The hurt that flashed across the young man’s face struck Akul.

Thom put a hand on Akul’s shoulder. “Let’s move.”

With annoyance at Thom for getting them into this situation, Akul hesitated, worried for the brakemans well-being. He gripped the ladder, watching the brakeman rush down to turn the wheel brake himself. A grinding metallic wail joined an already deafening clangor as sparks erupted from the train’s locking wheels. 

Akul hit the gravel, his boots barely cushioning the impact. He and Thom dashed from the train to distance themselves as the two unbalanced cars careened off the tracks. Their massive frames angled at a deadly slant. A few of the following cars jackknifed, also derailing.

A wave of worry sent Akul jogging alongside the slowing train, searching for the brakeman. 

He spotted him, thankfully, turning brakes on the many still-railed cars, bringing the train to a gradual halt.

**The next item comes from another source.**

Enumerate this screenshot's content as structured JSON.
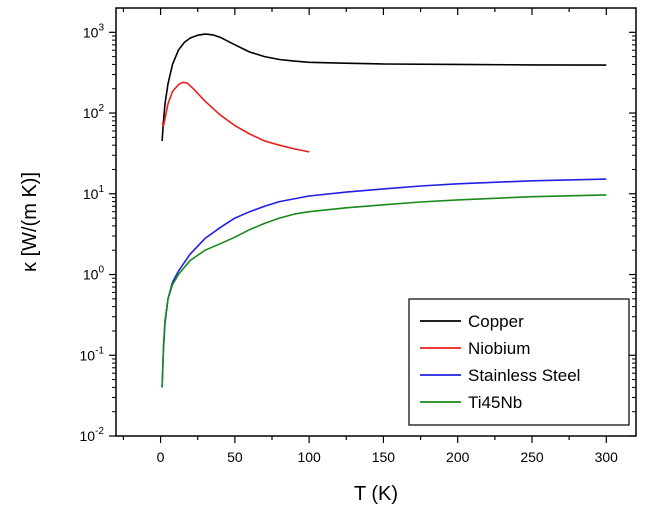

Akul breathed a sigh of relief, his chest loosening. He looked to the calm flow of the wide Liovana River, and wondered, oddly hoped his and the brakeman’s paths would cross again. 

Then he considered, having been seen, how his Owikci status could pose a problem. 

He rejoined the villagers who were waiting jubilantly in a nearby wood, some of them, including Prosha and Yip, dancing in celebration. With them, he disappeared into the dawn.